Laboratory of Biorheology and Medical Ultrasonics, University of Montreal Hospital Research Center (CRCHUM), Montréal, QC, Canada.
Ultrasonics. 2019 Jan;91:77-91. doi: 10.1016/j.ultras.2018.07.012. Epub 2018 Jul 21.
Polar strain (radial and circumferential) estimations can suffer from artifacts because the center of a nonsymmetrical carotid atherosclerotic artery, defining the coordinate system in cross-sectional view, can be misregistered. Principal strains are able to remove coordinate dependency to visualize vascular strain components (i.e., axial and lateral strains and shears). This paper presents two affine model-based estimators, the affine phase-based estimator (APBE) developed in the framework of transverse oscillation (TO) beamforming, and the Lagrangian speckle model estimator (LSME). These estimators solve simultaneously the translation (axial and lateral displacements) and deformation (axial and lateral strains and shears) components that were then used to compute principal strains. To improve performance, the implemented APBE was also tested by introducing a time-ensemble estimation approach. Both APBE and LSME were tested with and without the plane strain incompressibility assumption.

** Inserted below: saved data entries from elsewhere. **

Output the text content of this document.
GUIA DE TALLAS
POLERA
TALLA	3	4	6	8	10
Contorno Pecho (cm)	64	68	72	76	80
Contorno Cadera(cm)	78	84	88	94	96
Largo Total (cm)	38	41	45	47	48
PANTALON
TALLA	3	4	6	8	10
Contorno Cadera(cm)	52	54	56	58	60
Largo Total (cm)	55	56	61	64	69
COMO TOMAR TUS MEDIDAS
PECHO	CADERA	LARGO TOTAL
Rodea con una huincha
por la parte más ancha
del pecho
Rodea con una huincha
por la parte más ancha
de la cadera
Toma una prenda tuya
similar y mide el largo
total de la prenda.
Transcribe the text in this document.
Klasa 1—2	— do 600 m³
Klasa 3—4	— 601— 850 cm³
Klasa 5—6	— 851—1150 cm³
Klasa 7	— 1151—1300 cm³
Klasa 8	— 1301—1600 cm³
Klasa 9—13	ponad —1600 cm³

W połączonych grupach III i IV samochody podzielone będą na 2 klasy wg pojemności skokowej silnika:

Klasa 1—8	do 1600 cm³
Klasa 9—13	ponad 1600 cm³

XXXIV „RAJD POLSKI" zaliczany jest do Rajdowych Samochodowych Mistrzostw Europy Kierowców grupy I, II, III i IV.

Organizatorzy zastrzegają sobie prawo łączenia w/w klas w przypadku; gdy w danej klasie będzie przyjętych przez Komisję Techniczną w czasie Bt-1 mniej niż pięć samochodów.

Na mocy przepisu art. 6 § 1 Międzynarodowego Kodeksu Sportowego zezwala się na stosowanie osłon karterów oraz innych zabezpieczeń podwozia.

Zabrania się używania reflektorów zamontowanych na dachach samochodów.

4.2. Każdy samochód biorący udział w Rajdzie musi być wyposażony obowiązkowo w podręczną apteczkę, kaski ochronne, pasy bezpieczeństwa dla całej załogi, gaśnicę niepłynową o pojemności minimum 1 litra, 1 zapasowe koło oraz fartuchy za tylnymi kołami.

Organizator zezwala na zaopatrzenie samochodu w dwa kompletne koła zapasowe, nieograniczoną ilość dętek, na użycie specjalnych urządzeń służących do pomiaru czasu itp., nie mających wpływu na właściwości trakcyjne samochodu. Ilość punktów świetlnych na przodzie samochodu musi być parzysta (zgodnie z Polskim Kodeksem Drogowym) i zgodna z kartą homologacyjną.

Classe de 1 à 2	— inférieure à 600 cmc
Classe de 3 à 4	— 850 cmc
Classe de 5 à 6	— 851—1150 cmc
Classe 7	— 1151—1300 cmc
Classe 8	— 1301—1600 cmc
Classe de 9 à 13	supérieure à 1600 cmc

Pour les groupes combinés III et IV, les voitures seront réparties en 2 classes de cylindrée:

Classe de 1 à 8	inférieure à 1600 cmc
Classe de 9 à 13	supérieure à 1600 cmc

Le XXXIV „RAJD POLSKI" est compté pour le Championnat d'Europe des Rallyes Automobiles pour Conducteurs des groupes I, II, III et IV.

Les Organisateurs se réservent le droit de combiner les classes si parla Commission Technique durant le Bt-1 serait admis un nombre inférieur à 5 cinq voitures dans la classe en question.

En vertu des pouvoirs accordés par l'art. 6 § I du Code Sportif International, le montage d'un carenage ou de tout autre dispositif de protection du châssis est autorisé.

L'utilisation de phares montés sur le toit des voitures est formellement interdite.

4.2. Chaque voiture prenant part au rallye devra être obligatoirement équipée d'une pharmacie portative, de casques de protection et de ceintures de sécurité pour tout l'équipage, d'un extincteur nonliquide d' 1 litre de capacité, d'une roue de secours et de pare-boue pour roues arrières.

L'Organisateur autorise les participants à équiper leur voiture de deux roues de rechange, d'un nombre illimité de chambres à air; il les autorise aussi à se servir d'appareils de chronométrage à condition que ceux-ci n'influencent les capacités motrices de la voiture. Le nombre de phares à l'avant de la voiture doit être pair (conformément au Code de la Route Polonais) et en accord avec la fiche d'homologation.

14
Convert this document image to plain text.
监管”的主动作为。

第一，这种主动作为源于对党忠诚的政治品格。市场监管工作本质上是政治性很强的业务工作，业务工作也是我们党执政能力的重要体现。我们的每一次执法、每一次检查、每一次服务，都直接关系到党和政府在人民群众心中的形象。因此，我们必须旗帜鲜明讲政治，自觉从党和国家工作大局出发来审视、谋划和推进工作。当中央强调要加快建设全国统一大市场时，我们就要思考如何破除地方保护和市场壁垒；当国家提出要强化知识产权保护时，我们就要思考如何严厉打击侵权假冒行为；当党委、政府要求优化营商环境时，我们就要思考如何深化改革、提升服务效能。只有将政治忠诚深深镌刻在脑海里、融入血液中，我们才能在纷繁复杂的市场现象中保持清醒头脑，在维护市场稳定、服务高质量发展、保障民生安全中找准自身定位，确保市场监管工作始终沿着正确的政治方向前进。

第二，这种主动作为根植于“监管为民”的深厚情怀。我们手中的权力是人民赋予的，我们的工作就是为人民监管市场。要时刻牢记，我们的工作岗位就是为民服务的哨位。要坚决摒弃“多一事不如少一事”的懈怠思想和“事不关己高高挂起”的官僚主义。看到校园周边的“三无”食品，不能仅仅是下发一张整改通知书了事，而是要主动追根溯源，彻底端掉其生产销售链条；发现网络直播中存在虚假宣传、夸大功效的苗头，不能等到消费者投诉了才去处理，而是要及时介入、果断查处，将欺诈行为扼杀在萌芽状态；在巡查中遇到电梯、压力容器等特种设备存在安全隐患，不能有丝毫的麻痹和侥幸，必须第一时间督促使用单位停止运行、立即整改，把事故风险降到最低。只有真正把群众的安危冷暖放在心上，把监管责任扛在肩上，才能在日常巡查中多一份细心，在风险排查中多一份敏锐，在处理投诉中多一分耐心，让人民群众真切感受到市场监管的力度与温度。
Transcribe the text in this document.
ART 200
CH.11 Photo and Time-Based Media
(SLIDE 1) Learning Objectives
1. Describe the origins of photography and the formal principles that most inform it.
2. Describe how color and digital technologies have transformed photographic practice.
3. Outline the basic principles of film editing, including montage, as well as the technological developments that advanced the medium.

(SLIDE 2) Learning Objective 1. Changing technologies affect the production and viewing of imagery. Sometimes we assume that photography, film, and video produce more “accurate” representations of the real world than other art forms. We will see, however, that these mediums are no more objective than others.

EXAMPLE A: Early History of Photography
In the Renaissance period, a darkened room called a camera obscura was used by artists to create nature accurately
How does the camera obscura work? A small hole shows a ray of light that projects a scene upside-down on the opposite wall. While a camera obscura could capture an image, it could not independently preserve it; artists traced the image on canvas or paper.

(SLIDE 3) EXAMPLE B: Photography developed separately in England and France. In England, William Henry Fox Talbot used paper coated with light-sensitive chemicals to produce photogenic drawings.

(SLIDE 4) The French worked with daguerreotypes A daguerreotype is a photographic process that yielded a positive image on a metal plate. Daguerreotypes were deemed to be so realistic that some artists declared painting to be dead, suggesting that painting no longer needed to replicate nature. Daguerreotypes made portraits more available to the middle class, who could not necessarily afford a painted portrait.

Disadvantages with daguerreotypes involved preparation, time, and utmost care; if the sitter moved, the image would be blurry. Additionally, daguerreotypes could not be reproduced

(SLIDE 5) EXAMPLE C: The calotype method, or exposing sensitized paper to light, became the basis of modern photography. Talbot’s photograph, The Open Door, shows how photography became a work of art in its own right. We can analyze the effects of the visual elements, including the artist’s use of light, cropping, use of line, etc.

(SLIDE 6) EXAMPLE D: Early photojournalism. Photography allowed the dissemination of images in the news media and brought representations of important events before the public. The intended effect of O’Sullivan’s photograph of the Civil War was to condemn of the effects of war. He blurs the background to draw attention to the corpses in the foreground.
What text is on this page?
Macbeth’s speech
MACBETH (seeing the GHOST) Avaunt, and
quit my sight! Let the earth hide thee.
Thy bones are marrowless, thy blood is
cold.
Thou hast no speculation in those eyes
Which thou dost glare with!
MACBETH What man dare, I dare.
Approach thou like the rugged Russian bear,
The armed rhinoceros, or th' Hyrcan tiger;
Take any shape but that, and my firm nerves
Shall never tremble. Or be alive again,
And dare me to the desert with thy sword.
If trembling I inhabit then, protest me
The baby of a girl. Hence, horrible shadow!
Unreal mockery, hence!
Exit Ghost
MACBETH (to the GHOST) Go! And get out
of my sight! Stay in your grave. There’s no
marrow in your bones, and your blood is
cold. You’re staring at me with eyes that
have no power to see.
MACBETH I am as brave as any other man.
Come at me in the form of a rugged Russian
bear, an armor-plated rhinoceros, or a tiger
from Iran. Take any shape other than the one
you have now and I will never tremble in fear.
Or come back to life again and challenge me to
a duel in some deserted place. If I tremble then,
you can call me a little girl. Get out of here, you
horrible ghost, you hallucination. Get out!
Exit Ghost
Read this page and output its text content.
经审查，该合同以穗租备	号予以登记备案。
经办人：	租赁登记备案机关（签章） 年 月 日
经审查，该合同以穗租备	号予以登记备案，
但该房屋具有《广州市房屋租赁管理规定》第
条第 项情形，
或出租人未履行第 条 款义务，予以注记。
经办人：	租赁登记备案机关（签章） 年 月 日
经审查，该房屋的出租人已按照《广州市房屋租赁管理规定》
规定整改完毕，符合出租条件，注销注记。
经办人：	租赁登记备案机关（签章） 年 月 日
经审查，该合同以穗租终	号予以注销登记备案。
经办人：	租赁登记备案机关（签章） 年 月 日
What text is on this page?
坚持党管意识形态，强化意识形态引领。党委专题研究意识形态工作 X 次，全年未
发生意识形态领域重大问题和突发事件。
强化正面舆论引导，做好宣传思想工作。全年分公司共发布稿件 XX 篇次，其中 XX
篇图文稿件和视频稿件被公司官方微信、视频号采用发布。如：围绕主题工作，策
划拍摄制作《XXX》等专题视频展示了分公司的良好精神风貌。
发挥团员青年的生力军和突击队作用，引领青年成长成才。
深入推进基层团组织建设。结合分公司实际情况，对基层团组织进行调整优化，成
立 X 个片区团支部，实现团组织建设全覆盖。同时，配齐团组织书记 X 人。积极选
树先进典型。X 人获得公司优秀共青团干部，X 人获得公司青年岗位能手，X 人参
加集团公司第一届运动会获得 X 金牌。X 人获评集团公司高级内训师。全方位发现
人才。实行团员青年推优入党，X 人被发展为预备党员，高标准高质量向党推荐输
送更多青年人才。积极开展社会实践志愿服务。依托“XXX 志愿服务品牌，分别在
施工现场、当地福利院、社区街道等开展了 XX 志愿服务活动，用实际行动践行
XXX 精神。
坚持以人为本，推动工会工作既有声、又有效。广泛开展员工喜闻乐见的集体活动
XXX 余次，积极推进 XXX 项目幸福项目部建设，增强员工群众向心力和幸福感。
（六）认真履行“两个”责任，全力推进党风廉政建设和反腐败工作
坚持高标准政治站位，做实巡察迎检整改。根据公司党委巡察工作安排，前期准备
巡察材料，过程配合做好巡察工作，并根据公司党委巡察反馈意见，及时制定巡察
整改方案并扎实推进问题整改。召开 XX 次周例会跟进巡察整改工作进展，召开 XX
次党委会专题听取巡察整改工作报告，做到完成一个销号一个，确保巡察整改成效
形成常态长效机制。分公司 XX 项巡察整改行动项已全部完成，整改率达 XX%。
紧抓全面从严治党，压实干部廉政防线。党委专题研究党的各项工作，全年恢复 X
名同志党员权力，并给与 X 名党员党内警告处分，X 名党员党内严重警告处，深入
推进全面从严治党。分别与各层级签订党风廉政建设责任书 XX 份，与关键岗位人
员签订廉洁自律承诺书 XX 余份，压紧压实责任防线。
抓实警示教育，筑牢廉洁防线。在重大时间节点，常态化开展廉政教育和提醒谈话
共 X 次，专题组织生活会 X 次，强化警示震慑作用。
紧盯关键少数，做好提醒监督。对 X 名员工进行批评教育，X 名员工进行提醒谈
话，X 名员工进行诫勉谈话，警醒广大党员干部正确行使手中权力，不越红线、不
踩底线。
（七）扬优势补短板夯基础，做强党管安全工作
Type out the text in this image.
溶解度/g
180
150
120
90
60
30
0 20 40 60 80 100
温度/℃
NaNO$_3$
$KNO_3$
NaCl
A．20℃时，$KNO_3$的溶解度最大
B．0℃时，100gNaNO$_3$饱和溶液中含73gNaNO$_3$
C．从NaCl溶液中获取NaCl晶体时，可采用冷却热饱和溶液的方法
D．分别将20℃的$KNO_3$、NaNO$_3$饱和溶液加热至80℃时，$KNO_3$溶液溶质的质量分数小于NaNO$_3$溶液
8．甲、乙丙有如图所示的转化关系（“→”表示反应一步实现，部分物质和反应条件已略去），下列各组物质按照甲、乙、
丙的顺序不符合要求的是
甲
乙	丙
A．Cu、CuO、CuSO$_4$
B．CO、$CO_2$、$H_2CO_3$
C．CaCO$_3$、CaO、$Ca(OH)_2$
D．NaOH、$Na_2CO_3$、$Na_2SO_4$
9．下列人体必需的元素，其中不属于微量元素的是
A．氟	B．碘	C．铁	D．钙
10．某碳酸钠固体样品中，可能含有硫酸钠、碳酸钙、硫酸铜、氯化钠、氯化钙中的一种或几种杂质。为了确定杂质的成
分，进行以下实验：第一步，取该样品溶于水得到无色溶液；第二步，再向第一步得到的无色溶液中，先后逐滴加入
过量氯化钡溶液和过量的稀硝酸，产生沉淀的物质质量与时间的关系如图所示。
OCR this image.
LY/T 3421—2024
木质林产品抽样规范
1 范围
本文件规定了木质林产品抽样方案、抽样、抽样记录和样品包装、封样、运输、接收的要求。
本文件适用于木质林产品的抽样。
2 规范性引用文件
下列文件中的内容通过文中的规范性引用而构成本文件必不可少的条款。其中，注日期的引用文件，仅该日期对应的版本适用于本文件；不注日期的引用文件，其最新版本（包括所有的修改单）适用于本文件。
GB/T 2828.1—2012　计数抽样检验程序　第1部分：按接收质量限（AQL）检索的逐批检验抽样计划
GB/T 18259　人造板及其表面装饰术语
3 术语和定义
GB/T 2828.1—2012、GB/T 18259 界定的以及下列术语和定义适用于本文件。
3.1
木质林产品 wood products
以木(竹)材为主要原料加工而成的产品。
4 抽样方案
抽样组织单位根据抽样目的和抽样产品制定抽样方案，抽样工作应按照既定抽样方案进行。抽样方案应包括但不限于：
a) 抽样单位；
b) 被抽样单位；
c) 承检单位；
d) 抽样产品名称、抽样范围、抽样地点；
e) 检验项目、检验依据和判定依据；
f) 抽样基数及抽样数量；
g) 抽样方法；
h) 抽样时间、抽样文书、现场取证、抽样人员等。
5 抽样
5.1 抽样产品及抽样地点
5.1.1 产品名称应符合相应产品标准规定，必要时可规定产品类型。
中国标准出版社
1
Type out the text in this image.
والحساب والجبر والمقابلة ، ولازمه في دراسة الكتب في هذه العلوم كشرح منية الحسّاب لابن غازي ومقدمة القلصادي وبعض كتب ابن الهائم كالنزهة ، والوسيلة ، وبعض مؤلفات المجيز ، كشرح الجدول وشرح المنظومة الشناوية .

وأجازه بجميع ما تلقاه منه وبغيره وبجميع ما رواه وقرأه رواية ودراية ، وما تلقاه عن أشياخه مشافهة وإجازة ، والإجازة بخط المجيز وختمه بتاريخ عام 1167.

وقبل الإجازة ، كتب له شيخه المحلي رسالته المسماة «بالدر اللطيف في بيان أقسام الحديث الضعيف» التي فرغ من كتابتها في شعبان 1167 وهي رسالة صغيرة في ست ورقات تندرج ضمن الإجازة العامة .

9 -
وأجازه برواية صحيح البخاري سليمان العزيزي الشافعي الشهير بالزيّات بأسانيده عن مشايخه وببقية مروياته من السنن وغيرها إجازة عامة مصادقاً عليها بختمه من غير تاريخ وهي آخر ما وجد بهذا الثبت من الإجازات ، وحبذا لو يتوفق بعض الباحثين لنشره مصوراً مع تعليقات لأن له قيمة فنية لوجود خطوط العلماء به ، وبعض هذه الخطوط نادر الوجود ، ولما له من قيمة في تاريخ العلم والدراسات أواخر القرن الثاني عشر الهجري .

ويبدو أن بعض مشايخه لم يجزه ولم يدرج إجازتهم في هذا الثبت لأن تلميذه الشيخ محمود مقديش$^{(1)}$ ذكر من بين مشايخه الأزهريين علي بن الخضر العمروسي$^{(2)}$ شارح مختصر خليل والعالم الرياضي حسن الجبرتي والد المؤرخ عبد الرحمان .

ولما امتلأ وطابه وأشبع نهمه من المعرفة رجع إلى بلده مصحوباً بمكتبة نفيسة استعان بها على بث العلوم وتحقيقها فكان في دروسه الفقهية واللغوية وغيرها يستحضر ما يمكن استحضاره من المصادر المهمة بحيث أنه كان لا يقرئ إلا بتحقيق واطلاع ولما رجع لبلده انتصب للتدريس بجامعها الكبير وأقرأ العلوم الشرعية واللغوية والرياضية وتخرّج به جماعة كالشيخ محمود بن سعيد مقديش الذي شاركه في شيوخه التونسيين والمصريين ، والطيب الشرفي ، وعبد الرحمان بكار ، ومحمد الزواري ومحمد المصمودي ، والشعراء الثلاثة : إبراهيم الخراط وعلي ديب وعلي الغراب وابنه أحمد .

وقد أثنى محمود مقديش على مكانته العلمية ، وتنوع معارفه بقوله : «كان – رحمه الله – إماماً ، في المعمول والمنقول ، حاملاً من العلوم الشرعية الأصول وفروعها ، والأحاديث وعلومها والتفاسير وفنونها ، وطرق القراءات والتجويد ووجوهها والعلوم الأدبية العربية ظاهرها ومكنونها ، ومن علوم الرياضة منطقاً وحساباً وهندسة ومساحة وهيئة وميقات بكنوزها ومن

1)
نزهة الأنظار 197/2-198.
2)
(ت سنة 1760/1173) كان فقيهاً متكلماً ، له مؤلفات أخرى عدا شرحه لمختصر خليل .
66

These algorithms were evaluated on coherent plane wave compounded (CPWC) images considering TO. LSME without TO but implemented with the time-ensemble and incompressibility constraint (Porée et al., 2015) served as benchmark comparisons. The APBE provided better principal strain estimations with the time-ensemble and incompressibility constraint, for both simulations and in vitro experiments. With a few exceptions, TO did not improve principal strain estimates for the LSME. With simulations, the smallest errors compared with ground true measures were obtained with the LSME considering time-ensemble and the incompressibility constraint. This latter estimator also provided the highest elastogram signal-to-noise ratios (SNRs) for in vitro experiments on a homogeneous vascular phantom without any inclusion, for applied strains varying from 0.07% to 4.5%. It also allowed the highest contrast-to-noise ratios (CNRs) for a heterogeneous vascular phantom with a soft inclusion, at applied strains from 0.07% to 3.6%. In summary, the LSME outperformed the implemented APBE, and the incompressibility constraint improved performances of both estimators.
极应变(径向和周向)估计可能会受到伪影的影响,因为非对称颈动脉粥样硬化动脉的中心(定义了横截面坐标系)可能会错位。主应变能够消除坐标依赖性,以可视化血管应变分量(即轴向和侧向应变和剪切)。本文提出了两种仿射模型基估计器,即基于横向振荡(TO)波束形成的仿射相位基估计器(APBE)和拉格朗日散斑模型估计器(LSME)。这些估计器同时求解平移(轴向和侧向位移)和变形(轴向和侧向应变和剪切)分量,然后用于计算主应变。为了提高性能,还对实现的 APBE 进行了测试,引入了时间集合估计方法。APBE 和 LSME 都在考虑 TO 的情况下进行了有无平面应变不可压缩性假设的测试。这些算法在相干平面波复合(CPWC)图像上进行了评估,考虑了 TO。LSME 没有 TO,但实现了时间集合和不可压缩性约束(Porée 等人,2015 年)作为基准比较。APBE 在考虑时间集合和不可压缩性约束时,提供了更好的主应变估计,无论是在模拟还是在体外实验中。除了少数例外,TO 并没有提高 LSME 的主应变估计。通过模拟,与地面真实测量相比,考虑到时间集合和不可压缩性约束的 LSME 获得了最小的误差。在没有任何包含物的均匀血管仿体上进行的体外实验中,对于从 0.07%到 4.5%的应用应变,该估计器还提供了最高的弹性图信号噪声比(SNR)。对于具有软包含物的异质血管仿体,它还在从 0.07%到 3.6%的应用应变下提供了最高的对比噪声比(CNR)。总之,LSME 的性能优于实现的 APBE,不可压缩性约束提高了两个估计器的性能。